小桃的眼眶霎时红了,哀伤道:“他们都说是二少爷毒死了老庄主,可是,这怎麽可能呢?虽然二少爷确实和老庄主不和,但他绝对不会做出这样的事情,二少爷是好人啊。”

看到赵五默不作声,她的眼眸渐渐湿润,心急如焚道:“公子,你不懂,这些事情都是少夫人折腾出来的,自从少夫人来了之後,大少爷就好像变了一个人似的,他什麽事情都听少夫人的,二公子的事肯定也是……”

“你有证据?”

小桃一愣,紧抿嘴唇,摇了摇头。

赵五眉头深锁,沈吟片刻,忽而吩咐道:“你先下去准备糕点,不要让外面的人察觉出异样了,我过会儿有话问你。”

小桃点点头,赶紧出去办事了。

“你信她?”人刚走,谢宁双突然问道。

赵五轻笑,答道:“对,我信她。”

谢宁双不解,又问道:“凭什麽?”

赵五笑吟吟地看向谢宁双,眉宇间满是从容和自信,他道:“我信我的直觉。”

谢宁双低头想了半天,仍是觉得不明白:“只凭直觉?我不懂。”

赵五轻扬唇角,温柔地揉了揉谢宁双的头发。谢宁双不再发问,贪恋地靠著他的胸口。

“就像当初遇到你,我的直觉告诉我,一定要把这个人留下。”

半个时辰後,小桃端著热茶和点心走进房里,看到赵五和谢宁双的亲密动作,只是愣了一会儿,很快就恢复了平静。

赵五见状,笑著让她坐下来。

“你慢慢说。”

谢宁双把桌上的杯子推给小桃,然後又低头摆弄路上买的新奇玩意儿。

小桃一口就喝光了杯子里的茶水,双手紧紧地握著杯子,神色激动地看向赵五。

“少夫人来到山庄的时候,二少爷已经外出游历去了。她是被大少爷捡回来的,当时,大少爷说,他和朋友路过云州郊外的一间茶馆,刚好撞上劫匪杀了少夫人的老父亲,大少爷就是从劫匪的是手里把少夫人救回来的。”
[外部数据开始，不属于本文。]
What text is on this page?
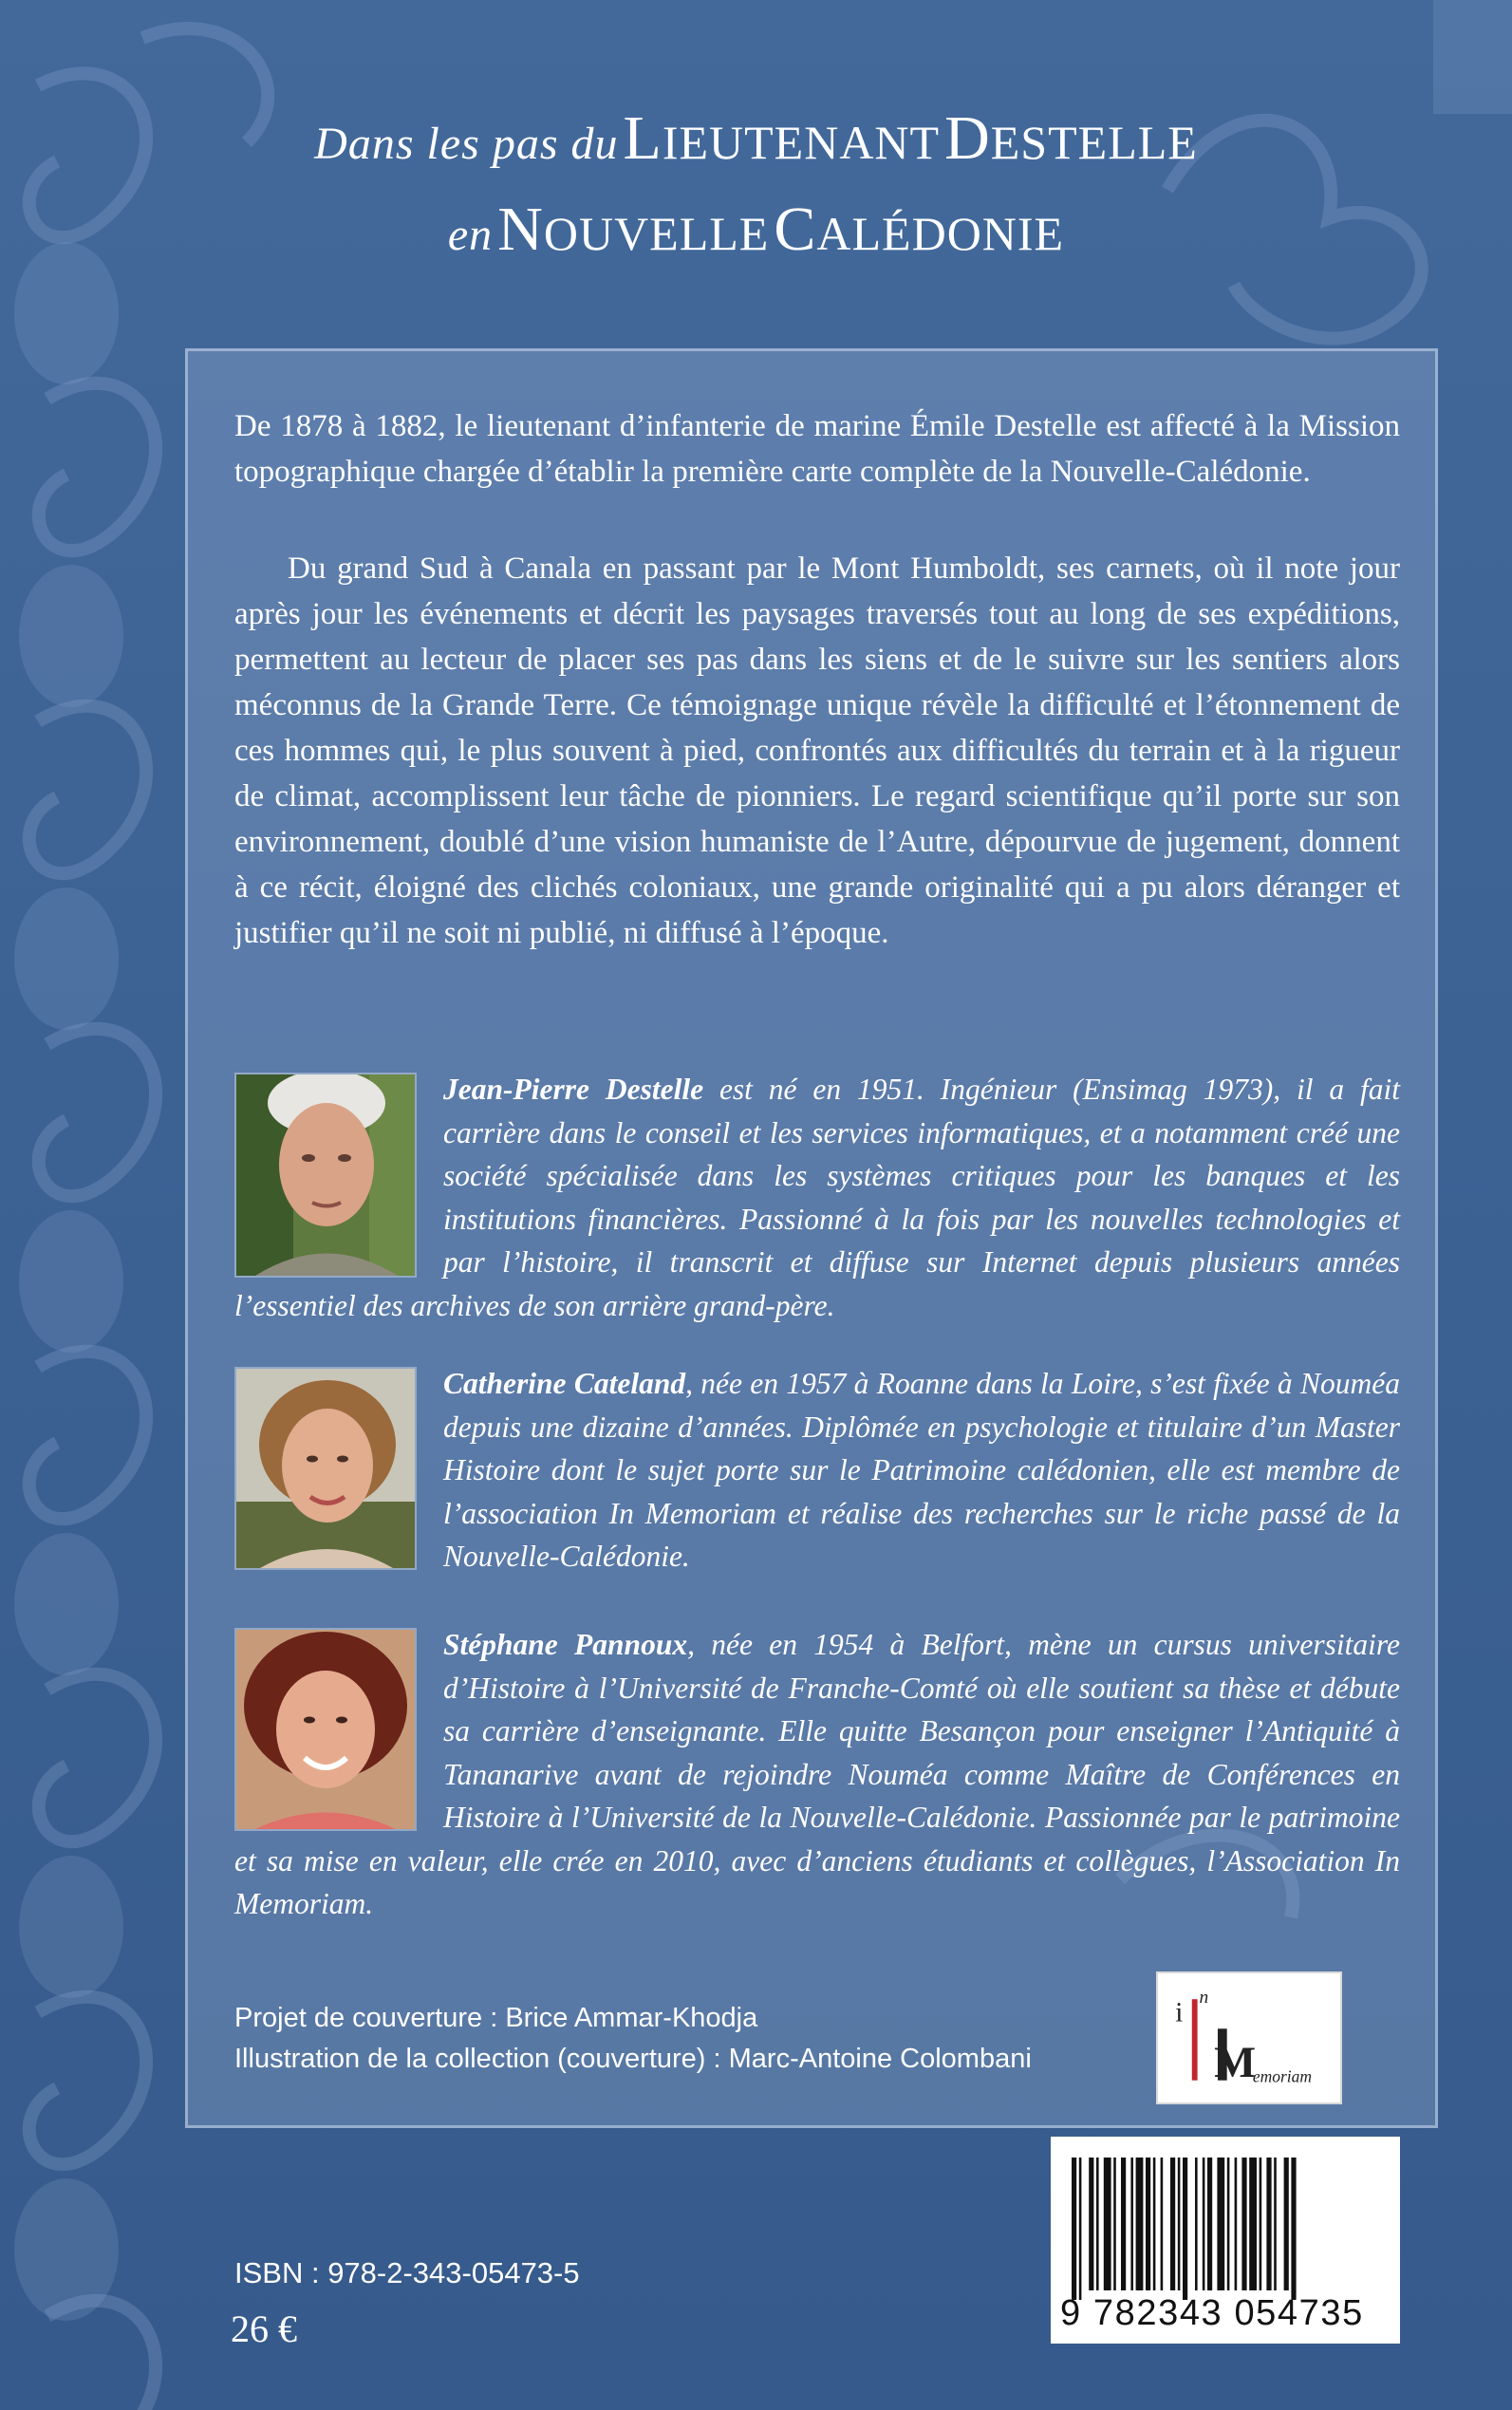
Dans les pas du LIEUTENANT DESTELLE
en NOUVELLE CALÉDONIE

De 1878 à 1882, le lieutenant d’infanterie de marine Émile Destelle est affecté à la Mission topographique chargée d’établir la première carte complète de la Nouvelle-Calédonie.

Du grand Sud à Canala en passant par le Mont Humboldt, ses carnets, où il note jour après jour les événements et décrit les paysages traversés tout au long de ses expéditions, permettent au lecteur de placer ses pas dans les siens et de le suivre sur les sentiers alors méconnus de la Grande Terre. Ce témoignage unique révèle la difficulté et l’étonnement de ces hommes qui, le plus souvent à pied, confrontés aux difficultés du terrain et à la rigueur de climat, accomplissent leur tâche de pionniers. Le regard scientifique qu’il porte sur son environnement, doublé d’une vision humaniste de l’Autre, dépourvue de jugement, donnent à ce récit, éloigné des clichés coloniaux, une grande originalité qui a pu alors déranger et justifier qu’il ne soit ni publié, ni diffusé à l’époque.

Jean-Pierre Destelle est né en 1951. Ingénieur (Ensimag 1973), il a fait carrière dans le conseil et les services informatiques, et a notamment créé une société spécialisée dans les systèmes critiques pour les banques et les institutions financières. Passionné à la fois par les nouvelles technologies et par l’histoire, il transcrit et diffuse sur Internet depuis plusieurs années l’essentiel des archives de son arrière grand-père.

Catherine Cateland, née en 1957 à Roanne dans la Loire, s’est fixée à Nouméa depuis une dizaine d’années. Diplômée en psychologie et titulaire d’un Master Histoire dont le sujet porte sur le Patrimoine calédonien, elle est membre de l’association In Memoriam et réalise des recherches sur le riche passé de la Nouvelle-Calédonie.

Stéphane Pannoux, née en 1954 à Belfort, mène un cursus universitaire d’Histoire à l’Université de Franche-Comté où elle soutient sa thèse et débute sa carrière d’enseignante. Elle quitte Besançon pour enseigner l’Antiquité à Tananarive avant de rejoindre Nouméa comme Maître de Conférences en Histoire à l’Université de la Nouvelle-Calédonie. Passionnée par le patrimoine et sa mise en valeur, elle crée en 2010, avec d’anciens étudiants et collègues, l’Association In Memoriam.

Projet de couverture : Brice Ammar-Khodja
Illustration de la collection (couverture) : Marc-Antoine Colombani
i n
M
emoriam
9 782343 054735
ISBN : 978-2-343-05473-5
26 €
“那时候,府里的下人们都知道少夫人的身份不一般,大少爷把她安置在山庄,只让她贴身伺候自己。後来,老庄主为大少爷定了一门亲事,大少爷死活不愿意娶那位小姐,非说要和少夫人成亲。老庄主原本是不答应的,大少爷就这样和他磨了大半年,总算求得老庄主的同意。”

说到这里,小桃的目光黯然,她道:“我还记得当时的事,大少爷在大庭广众之下对老庄主说,如果他不答应和少夫人的事情,他就带著少夫人离开山庄,离剑山庄就再也没人继承了。老庄主为什麽就这样答应了,明明还有一个二少爷,他怎麽就怕了大少爷的威胁呢?”

小桃眉头紧蹙,神色气愤地说道:“大少爷成亲的时候,二少爷难得回来了一次,他本就满怀心事的样子,後来又和老庄主吵了一架,第二天清早就离开山庄了,大少爷兴许是觉得二少爷不给他面子,很生气地向老庄主讨说法。”

说到这里,小桃轻哼一声,咬牙切齿道:“哼,我就知道一定是少夫人让大少爷这麽说的,大少爷从前不是这样的人,自从少夫人来了之後,大少爷常常对老庄主和二少爷发脾气,每次吵架都闹得很凶。”